"It was a life-changing experience for me.
"Eventually, I started to study Buddhism formally and got hooked. The philosophy, the history, the many forms of practice and extraordinary range of cultures that are all authentically Buddhist. What's not to like? Buddhism describes such an amazing array of traditions. To me, it is totally captivating."
Braitstein will bring her passion, wisdom, knowledge and perspective on Buddhism to Calgary for two talks.
The Numata chair in Buddhist studies at the University of Calgary is hosting her lectures.
On April 2 at 7: 30 p.m. at the CIBC Hub Room, Rozsa Centre, her topic is titled Composing Awakening: Saraha and his Adamantine Songs.
On April 3 at noon at Social Sciences 1339, her topic is Doringpa's spiritual biography (rnam thar) and the 10th Shamarpa: On the Trail of an 18th-century Renegade Lama.
"Well, these are academic talks. They come out of my research over the past many years. They will be quite different from each other," Braitstein says.
"The first one is about the ninth-century Indian Buddhist yogi-saint-poet Saraha. One of the famous 84 Great Adepts ("mahasiddha" in Sanskrit), he was an unconventional, even wild, figure who flouted social and religious conventions and taught through poetry and song. I will mainly be focusing on a set of three poems he composed about the nature of mind and how to become awakened. Until now, these particular poems have remained untranslated and untreated in scholarship. I'm not sure why that's been the case, but I translated these poems myself and have been working with them for 12 years now. I will be introducing Saraha and these poems, as well as discussing how he fits into the broader South Asian religious and literary context.

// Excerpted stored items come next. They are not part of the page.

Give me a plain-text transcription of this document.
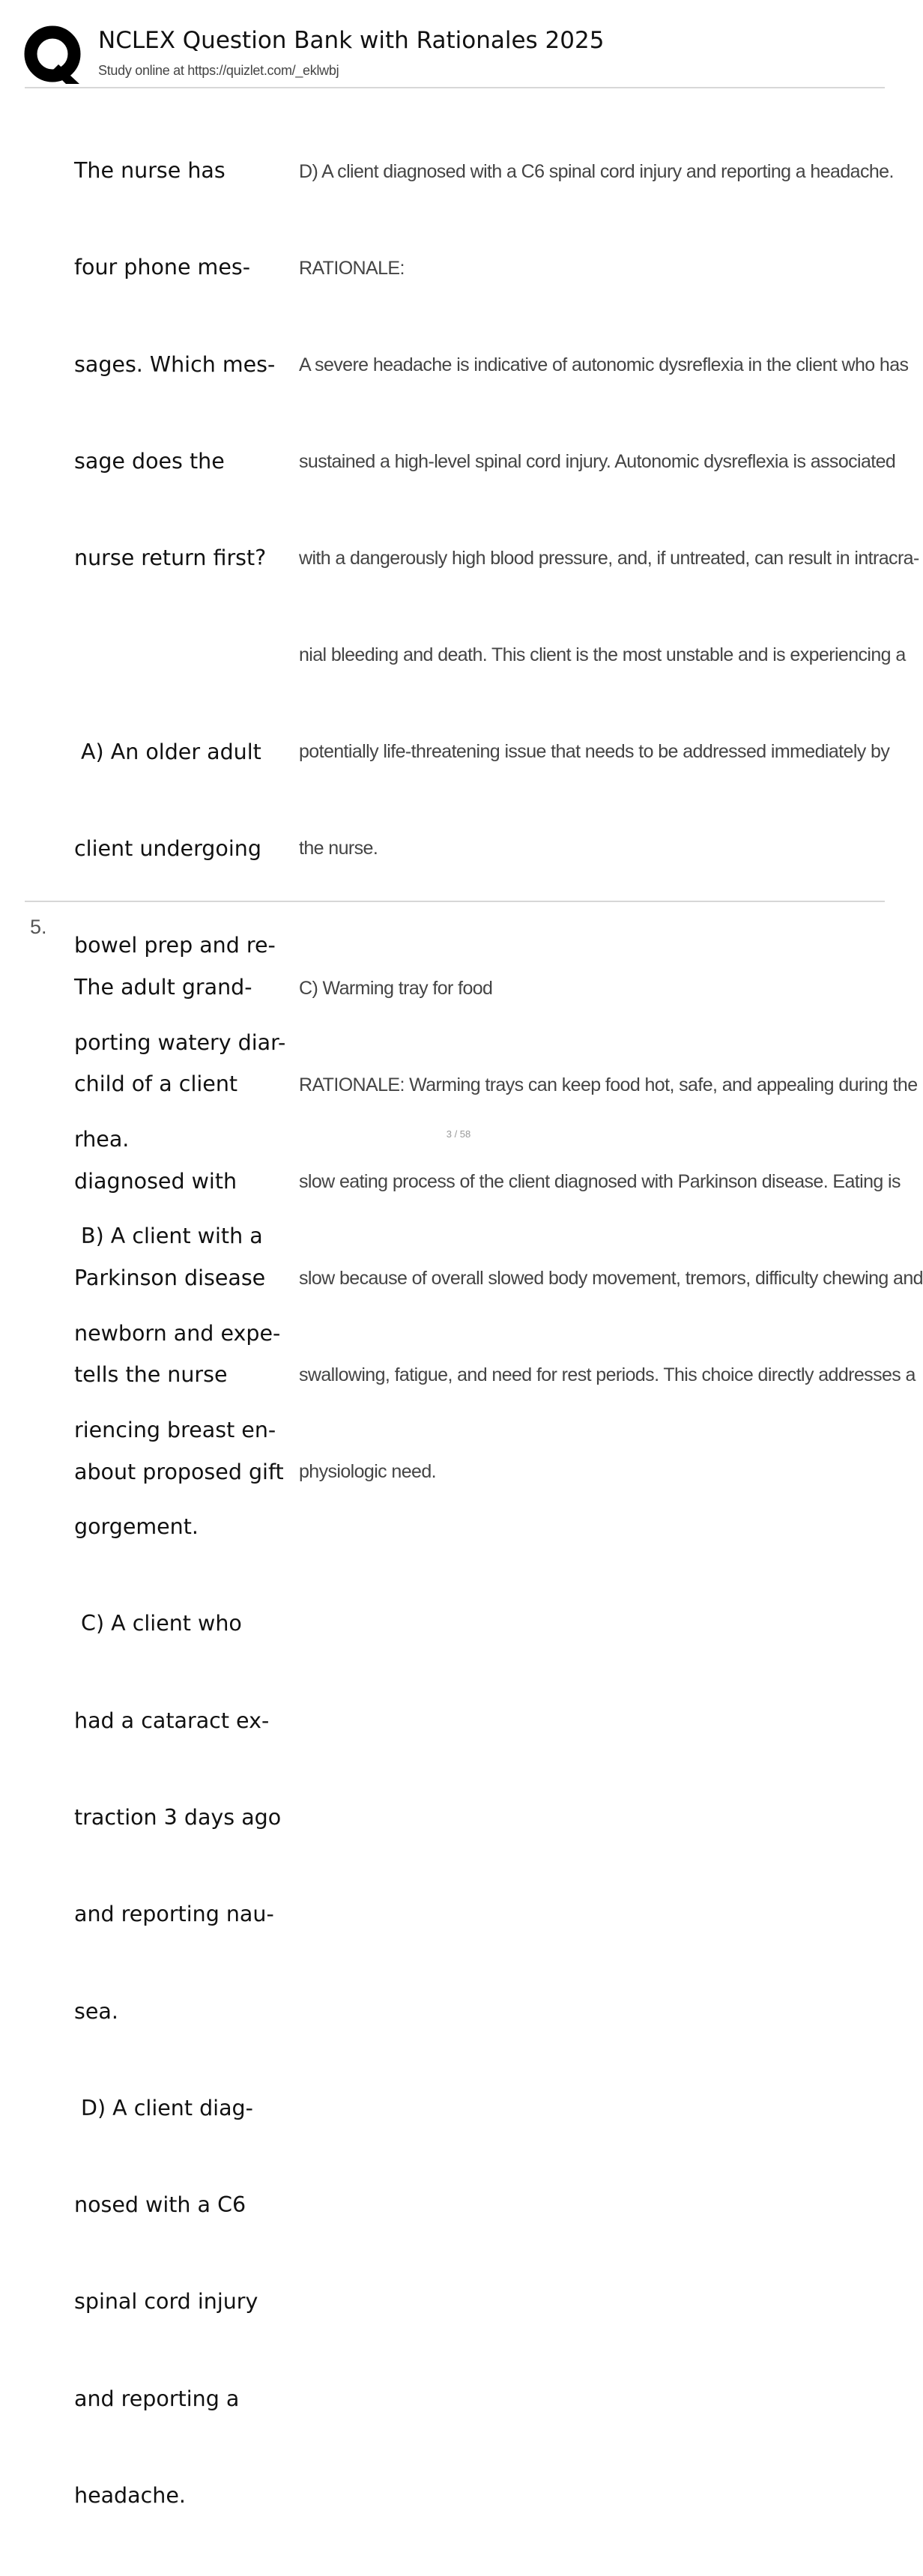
NCLEX Question Bank with Rationales 2025
Study online at https://quizlet.com/_eklwbj

The nurse has

four phone mes-

sages. Which mes-

sage does the

nurse return first?

A) An older adult

client undergoing

bowel prep and re-

porting watery diar-

rhea.

B) A client with a

newborn and expe-

riencing breast en-

gorgement.

C) A client who

had a cataract ex-

traction 3 days ago

and reporting nau-

sea.

D) A client diag-

nosed with a C6

spinal cord injury

and reporting a

headache.

D) A client diagnosed with a C6 spinal cord injury and reporting a headache.

RATIONALE:

A severe headache is indicative of autonomic dysreflexia in the client who has

sustained a high-level spinal cord injury. Autonomic dysreflexia is associated

with a dangerously high blood pressure, and, if untreated, can result in intracra-

nial bleeding and death. This client is the most unstable and is experiencing a

potentially life-threatening issue that needs to be addressed immediately by

the nurse.

5.

The adult grand-

child of a client

diagnosed with

Parkinson disease

tells the nurse

about proposed gift

C) Warming tray for food

RATIONALE: Warming trays can keep food hot, safe, and appealing during the

slow eating process of the client diagnosed with Parkinson disease. Eating is

slow because of overall slowed body movement, tremors, difficulty chewing and

swallowing, fatigue, and need for rest periods. This choice directly addresses a

physiologic need.

3 / 58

"The second talk is about a Tibetan Lama who lived in the 18th century (1742-1792)," Braitstein says. "His name is Chodrup Gyatso and he was the 10th incarnation of the Shamarpa, or Red Hat Lama, the second-oldest reincarnate Lama lineage in Tibet. He is remembered in many histories of Tibet in the 18th century as something of a villain for the role he played in a series of wars between Tibet and Nepal. At the same time, however, he is revered to this day in Nepal, and there are other narratives of that period (Nepalese, British and one important Tibetan text) that seriously challenge the view that he was a 'renegade Lama.' So I will be discussing his life and the many ways that his deeds have been interpreted, really trying to trace the history of his story."
She says the appeal of Buddhism today is the same as since the lifetime of the Buddha: we want to be happy, but we suffer.
Why is that the case?
How can we have a positive effect on that experience?
"Those are the questions that Buddhism goes deeply into," says Braitstein. "I'm not sure it's growing - it is certainly moving and changing, as it has done since the very beginning. I think it is growing in Canada, in the Americas as a whole, in fact, and in Europe. And that may give us the impression that it is growing, but I think we may have that impression because it is relatively new here. I think it is simply the case that it is becoming a Canadian tradition, or set of traditions, now and this is just one more place that it has taken root and taken new shapes, just like it did all over South Asia, Central Asia, East Asia, Southeast Asia over the past 2.5 millennia. We're just the latest stop."
Braitstein says a variety of people have been attracted to Buddhism.
"If you visit local Buddhist temples or Dharma groups, or attend large events, like His Holiness the Dalai Lama's Kalacakra initiations, for example, you will see people from everywhere and all walks of life," she says.